3. Menyatakan menurut hukum TERMOHON tidak berwenang melakukan Penyidikan terhadap PEMOHON karena melanggar norma Pasal 11 ayat (1) huruf b, dan ayat (2) Jo. Pasal 70 C Undang-Undang Nomor 30 Tahun 2002 Tentang Komisi Pemberantasan Tindak Pidana Korupsi sebagaimana diubah dengan Undang-Undang Nomor 10 Tahun 2015 Tentang Penetapan Peraturan Pemerintah Pengganti Undang-Undang Nomor 1 Tahun 2015 Tentang Perubahan Atas Undang-Undang Nomor 30 Tahun 2002 Tentang Komisi Pemberantasan Tindak Pidana Korupsi Menjadi Undang-Undang, dan sebagaimana terakhir diubah dengan Undang-Undang Nomor 19 Tahun 2019 Tentang Perubahan Kedua Atas Undang-Undang Undang-Undang 30 Tahun 2002 Tentang Komisi Pemberantasan Tindak Pidana Korupsi.

4. Menyatakan Surat Perintah Penyidikan Nomor: Sprin-Dik-55/01/12/2015 tertanggal 15 Desember 2015 dan Surat Perintah Penyidikan Nomor: Sprin.Dik/66A/DIK.00/01/04/2018 tertanggal 17 April 2018 terkait dugaan tindak pidana sebagaimana dimaksud dalam Pasal 2 ayat (1) atau Pasal 3 Undang-Undang Nomor 31 Tahun 1999 tentang Pemberantasan Tindak Pidana Korupsi sebagaimana telah diubah dengan Undang-Undang Nomor 20 Tahun 2001 tentang Perubahan atas Undang-Undang Nomor 31 Tahun 1999 tentang Pemberantasan Tindak Pidana Korupsi jo. Pasal 55 ayat (1) ke-1 KUHP adalah tidak sah dan tidak berdasar atas hukum, dan oleh karenanya tidak mempunyai kekuatan hukum mengikat;

5. Menyatakan Surat Perintah Penahanan Nomor Sprin.Han / 13 / DIK.01.03/ 01 / 03 / 2021 dan Surat Perintah Perpanjangan Penahanan Nomor 14 / TUT.00.03 / 24 / 04 / 2021 tertanggal 13 April 2021 atas nama Tersangka R.J. Lino (Pemohon) adalah tidak sah dan tidak berdasar hukum, dan oleh karenanya Surat Perintah tersebut tidak mempunyai kekuatan hukum mengikat;

6. Memerintahkan TERMOHON untuk mengeluarkan PEMOHON dari Rumah Tahanan Negara Kelas I Cabang KPK RI;

7. Memulihkan harkat, martabat dan nama baik PEMOHON dalam keadaan semula;

8. Menghukum TERMOHON untuk membayar biaya perkara yang timbul dalam perkara a quo.

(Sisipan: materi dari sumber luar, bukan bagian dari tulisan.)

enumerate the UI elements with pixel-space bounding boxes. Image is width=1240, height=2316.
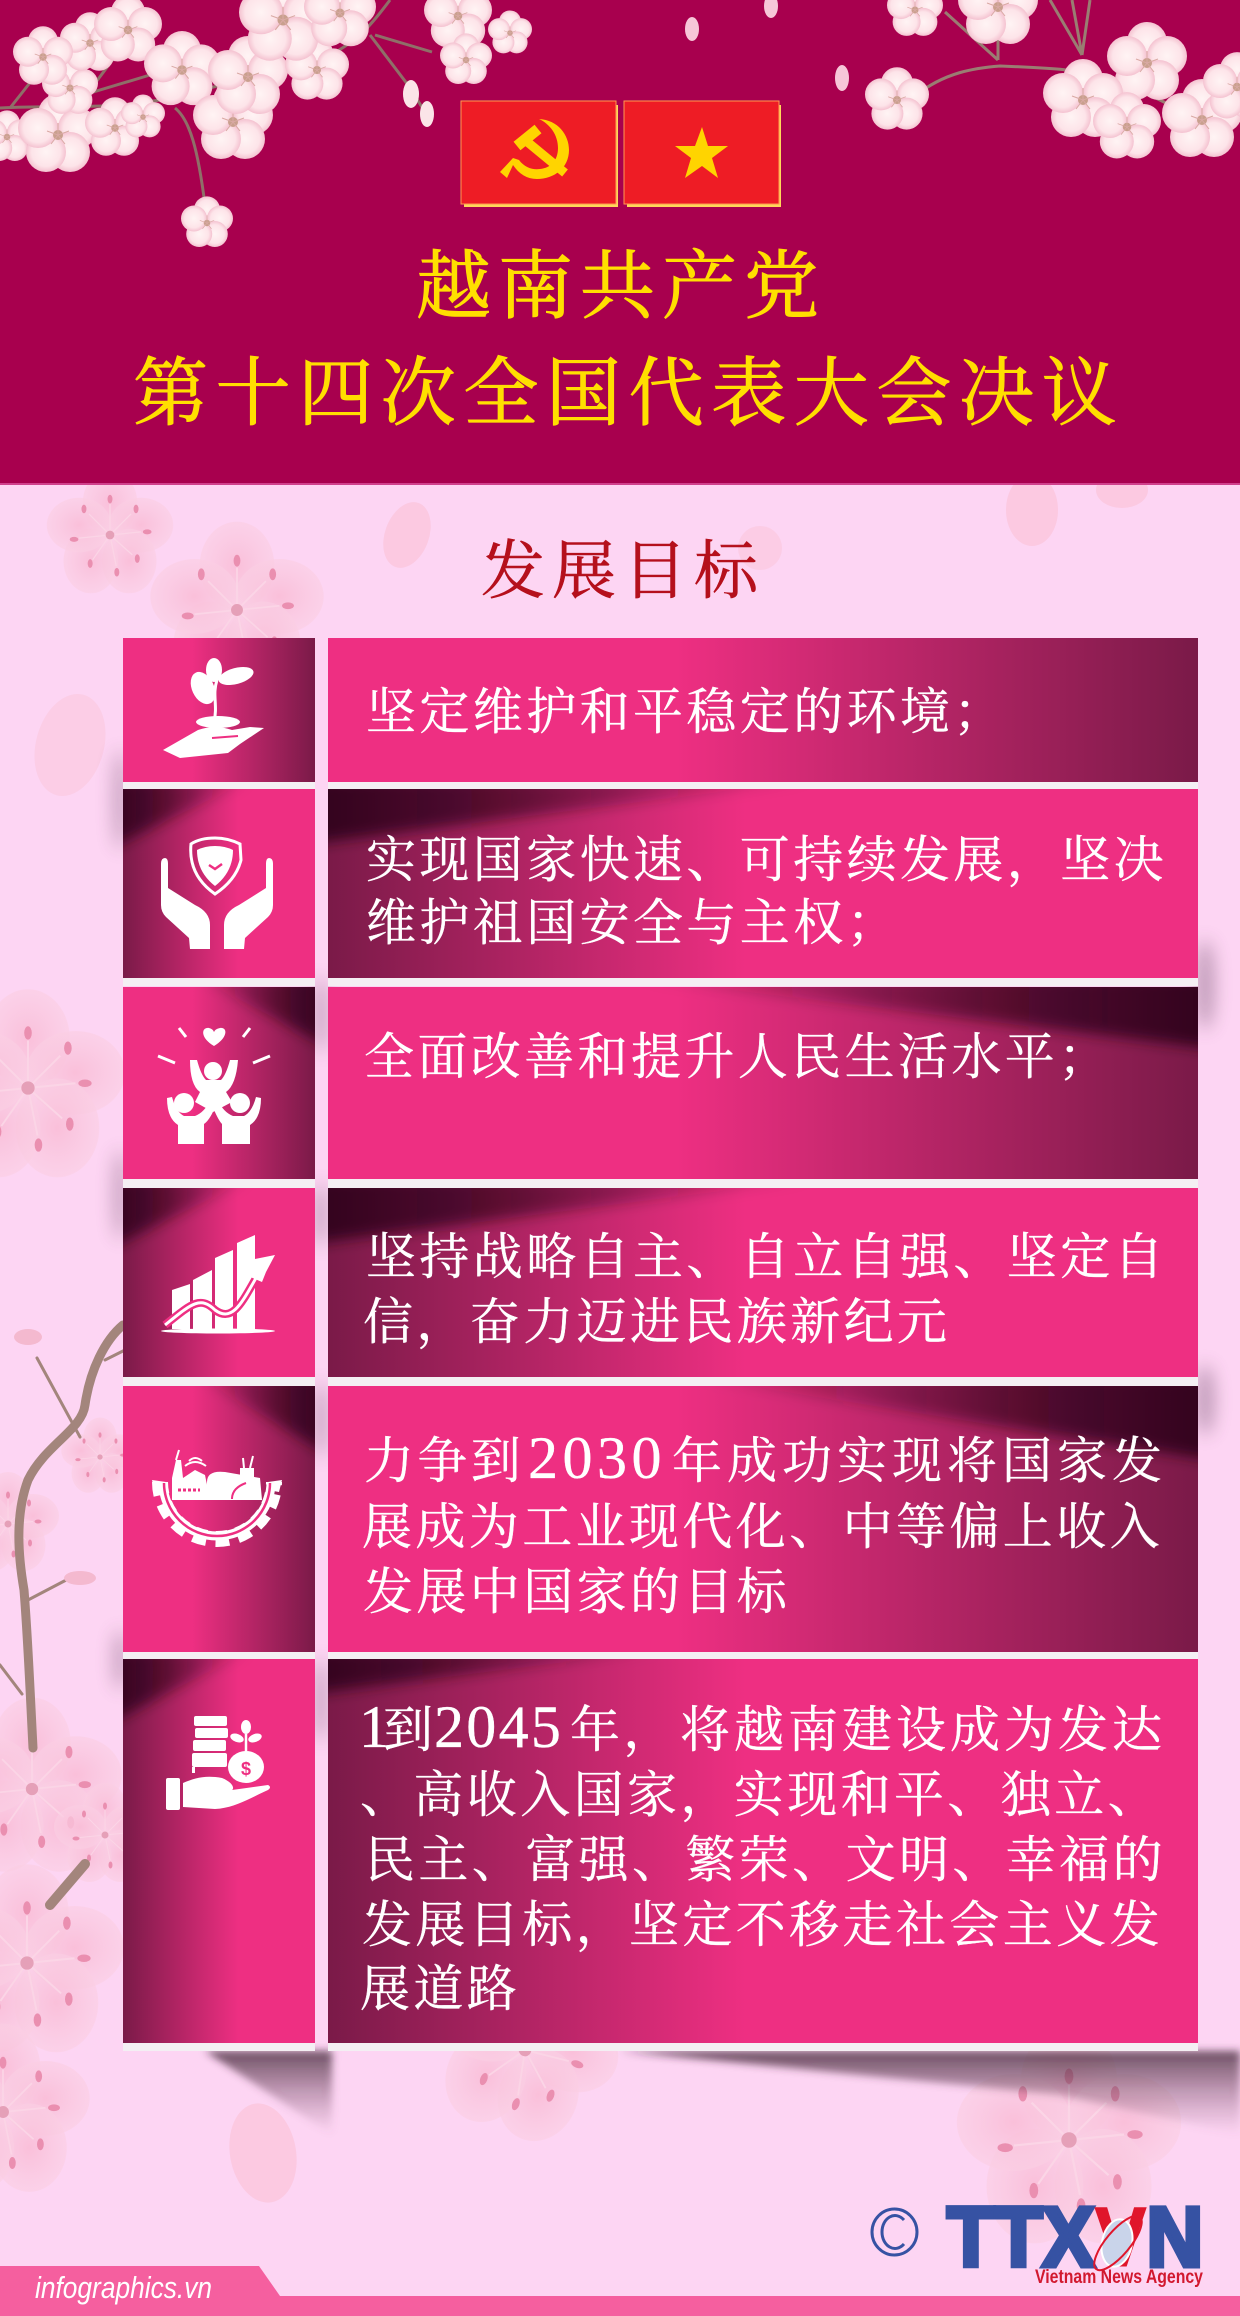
row 6 text panel	[300, 1648, 1198, 2043]
icon: hand with coins and money bag	[166, 1716, 270, 1810]
row 6 text: 将越南建设成为发达	[680, 1702, 1166, 1758]
row 6 text: 展道路	[360, 1961, 520, 2017]
row 4 text	[363, 1229, 1167, 1350]
icon: industry in gear	[152, 1450, 282, 1539]
title	[133, 246, 1124, 436]
vietnam flag	[624, 101, 781, 207]
row 4 text: 信，奋力迈进民族新纪元	[363, 1294, 950, 1350]
row 6 icon panel	[123, 1659, 315, 2043]
row 2 text: 维护祖国安全与主权；	[366, 895, 900, 951]
top left cherry branch	[0, 0, 849, 247]
row 5 text: 2030	[528, 1425, 666, 1491]
title: 越南共产党	[416, 246, 826, 329]
row 5 text: 年成功实现将国家发	[672, 1433, 1167, 1489]
icon: hands holding shield	[161, 838, 273, 949]
row 6	[105, 1648, 1198, 2051]
row 4 text panel	[300, 1177, 1198, 1377]
row 5	[123, 1375, 1225, 1659]
icon: happy people	[158, 1028, 270, 1144]
row 1 text panel	[328, 638, 1198, 782]
row 5 text: 发展中国家的目标	[363, 1564, 790, 1620]
row 6 text: 到	[383, 1702, 436, 1758]
title: 第十四次全国代表大会决议	[133, 353, 1124, 436]
row 5 text: 展成为工业现代化、中等偏上收入	[362, 1499, 1163, 1555]
row 4 text: 坚持战略自主、自立自强、坚定自	[366, 1229, 1167, 1285]
logo: TTXVN: TTXVN	[947, 2190, 1203, 2284]
row 4	[105, 1177, 1198, 1386]
row 6 text	[359, 1694, 1166, 2017]
header band	[0, 0, 1240, 485]
footer site name: infographics.vn	[35, 2270, 212, 2305]
icon: plant in hand	[163, 658, 264, 758]
heading: development goals: 发展目标	[481, 536, 765, 607]
party flag	[461, 101, 618, 207]
row 6 text: 年，	[570, 1702, 677, 1758]
row 2 text	[366, 832, 1167, 951]
row 5 text panel	[328, 1375, 1225, 1652]
bottom shadows under last row	[205, 2051, 1240, 2135]
row 6 text: 、高收入国家，实现和平、独立、	[360, 1767, 1161, 1823]
row 2 icon panel	[123, 789, 315, 978]
row 1 icon panel	[123, 638, 315, 782]
row 5 text: 力争到	[364, 1433, 524, 1489]
row 5 text	[362, 1425, 1167, 1620]
row 2 text: 实现国家快速、可持续发展，坚决	[366, 832, 1167, 888]
soft drop shadows around panels	[114, 750, 1214, 1742]
row 6 text: 民主、富强、繁荣、文明、幸福的	[365, 1832, 1166, 1888]
icon: hand with coins and money bag: $	[241, 1759, 251, 1779]
row 3 icon panel	[123, 987, 315, 1179]
copyright symbol	[872, 2209, 917, 2255]
row 3 text: 全面改善和提升人民生活水平；	[364, 1029, 1112, 1085]
background cherry blossoms	[0, 471, 1181, 2243]
row 6 text: 发展目标，坚定不移走社会主义发	[362, 1897, 1163, 1953]
row 3	[123, 976, 1225, 1188]
icon: rising chart	[161, 1235, 275, 1334]
footer band and tab	[0, 2266, 1240, 2316]
logo: TTXVN: Vietnam News Agency	[1035, 2267, 1203, 2288]
row 1 text: 坚定维护和平稳定的环境；	[366, 684, 1007, 740]
row 6 text: 2045	[434, 1694, 563, 1760]
top right cherry branch	[865, 0, 1240, 158]
row 2	[105, 778, 1198, 986]
row 2 text panel	[300, 778, 1198, 978]
row 4 icon panel	[123, 1188, 315, 1377]
flags	[461, 101, 781, 207]
row 3 text panel	[328, 976, 1225, 1179]
row 1	[123, 638, 1198, 789]
row 6 text: 1	[359, 1694, 392, 1760]
left cherry branch	[0, 1325, 125, 1905]
row 5 icon panel	[123, 1386, 315, 1652]
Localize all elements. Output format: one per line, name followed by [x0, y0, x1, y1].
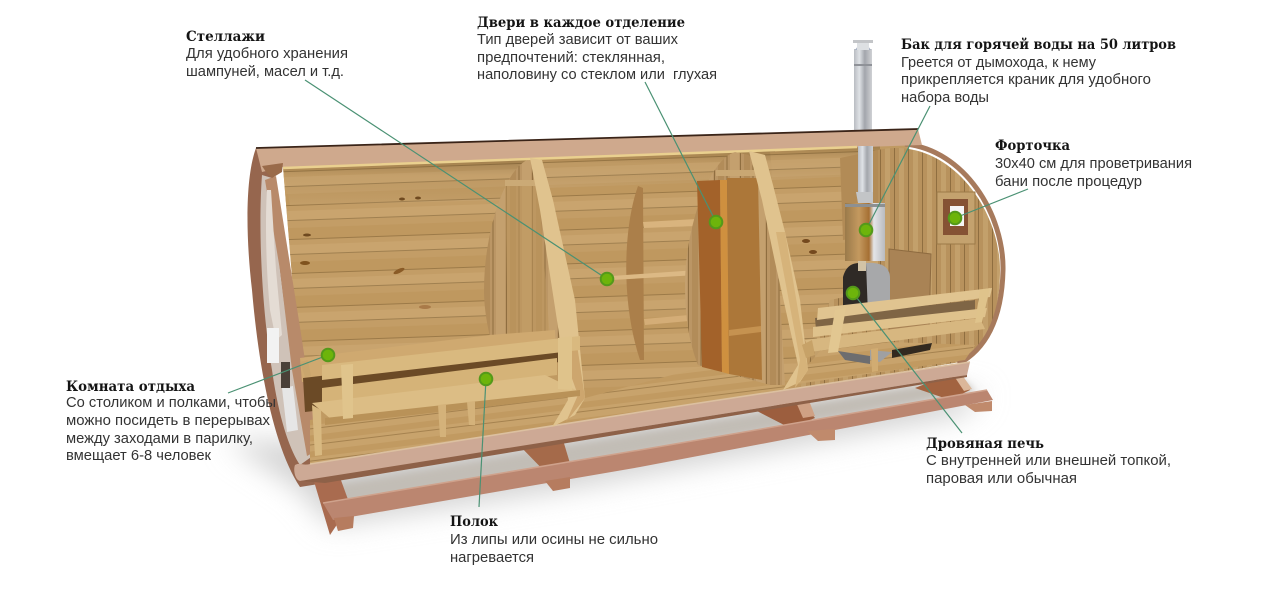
- callout: doors: Двери в каждое отделение: [477, 15, 685, 31]
- chimney: [849, 40, 877, 135]
- partition 1 edge strip: [530, 158, 585, 427]
- callout: bench: [450, 514, 658, 566]
- callout: shelves: шампуней, масел и т.д.: [186, 64, 344, 80]
- top rail: [817, 288, 992, 320]
- callout: water tank: прикрепляется краник для удобного: [901, 72, 1151, 88]
- end wall rim: [905, 144, 1003, 364]
- back wall: left room: [283, 160, 530, 375]
- seat: [312, 375, 580, 420]
- second rail: [322, 358, 557, 405]
- callout: rest room: [66, 379, 276, 464]
- wall behind bench: [300, 330, 556, 382]
- right bench: [802, 288, 992, 372]
- back wall: middle room: [540, 150, 800, 405]
- skid foot blocks: [334, 401, 992, 531]
- second rail: [813, 308, 987, 337]
- partition 1 face: [484, 160, 560, 345]
- callout: bench: Из липы или осины не сильно: [450, 532, 658, 548]
- roof rim: [256, 129, 922, 178]
- callout: doors: [477, 15, 717, 83]
- callout: rest room: вмещает 6-8 человек: [66, 448, 212, 464]
- callout: bench: Полок: [450, 514, 498, 530]
- ground shadow: [225, 378, 985, 525]
- callout: rest room: Со столиком и полками, чтобы: [66, 395, 276, 411]
- stove: [838, 261, 932, 364]
- callout: shelves: [186, 29, 348, 80]
- water tank: [845, 146, 885, 261]
- left barrel end: [247, 148, 325, 487]
- top rail: [322, 336, 580, 380]
- callout: vent: [995, 138, 1192, 190]
- partition 2 face: [685, 152, 785, 385]
- shelves: [612, 186, 760, 360]
- partition 2 with door: [685, 151, 808, 390]
- callout: vent: 30х40 см для проветривания: [995, 156, 1192, 172]
- callout: stove: С внутренней или внешней топкой,: [926, 453, 1171, 469]
- leader lines: [228, 80, 1028, 507]
- callout: rest room: между заходами в парилку,: [66, 431, 253, 447]
- callout: stove: [926, 436, 1171, 487]
- callout: shelves: Для удобного хранения: [186, 46, 348, 62]
- callout: rest room: Комната отдыха: [66, 379, 195, 395]
- end wall planks: [800, 148, 1000, 388]
- seat front: [325, 390, 580, 425]
- callout: doors: предпочтений: стеклянная,: [477, 50, 665, 66]
- door: [697, 178, 762, 380]
- back wall: right room: [770, 146, 880, 360]
- skid cradles: [313, 372, 972, 535]
- posts: [341, 364, 353, 419]
- callout: stove: Дровяная печь: [926, 436, 1044, 452]
- sill beam: [294, 362, 970, 483]
- partition 2 edge strip: [749, 151, 808, 390]
- callout: rest room: можно посидеть в перерывах: [66, 413, 271, 429]
- wall panel behind stove: [889, 249, 931, 330]
- callout: shelves: Стеллажи: [186, 29, 265, 45]
- vent window: [937, 192, 975, 244]
- callout: bench: нагревается: [450, 550, 534, 566]
- callout: vent: бани после процедур: [995, 174, 1142, 190]
- end wall and stove side: [800, 144, 1003, 388]
- callout: water tank: Греется от дымохода, к нему: [901, 55, 1097, 71]
- partition 1: [484, 158, 585, 427]
- callout: doors: Тип дверей зависит от ваших: [477, 32, 679, 48]
- interior base fill: [283, 143, 1000, 468]
- left room bench: [300, 330, 580, 456]
- green markers: [322, 212, 961, 385]
- callout: doors: наполовину со стеклом или глухая: [477, 67, 717, 83]
- seat: [805, 318, 985, 352]
- floors: [310, 340, 975, 465]
- callout: water tank: Бак для горячей воды на 50 литров: [901, 36, 1176, 53]
- callout: water tank: [901, 36, 1176, 106]
- gap under rails: [303, 348, 560, 412]
- callout: vent: Форточка: [995, 138, 1070, 154]
- long skid beam: [323, 390, 993, 520]
- callout: water tank: набора воды: [901, 90, 989, 106]
- callout: stove: паровая или обычная: [926, 471, 1077, 487]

Atas hal ini Plt Juru Bicara KPK Ali Fikri mengaku tidak masalah. KPK akan menghadapi praperadilan itu.

“KPK tentu siap hadapi permohonan praperadilan dimaksud. Kami yakin bahwa seluruh proses penyidikan maupun penahanan yang kami lakukan telah sesuai mekanisme aturan hukum yang berlaku,” kata Ali.

“KPK melalui Biro Hukum segera susun jawaban dan akan menyampaikannya di depan sidang permohonan praperadilan dimaksud,” imbuhnya.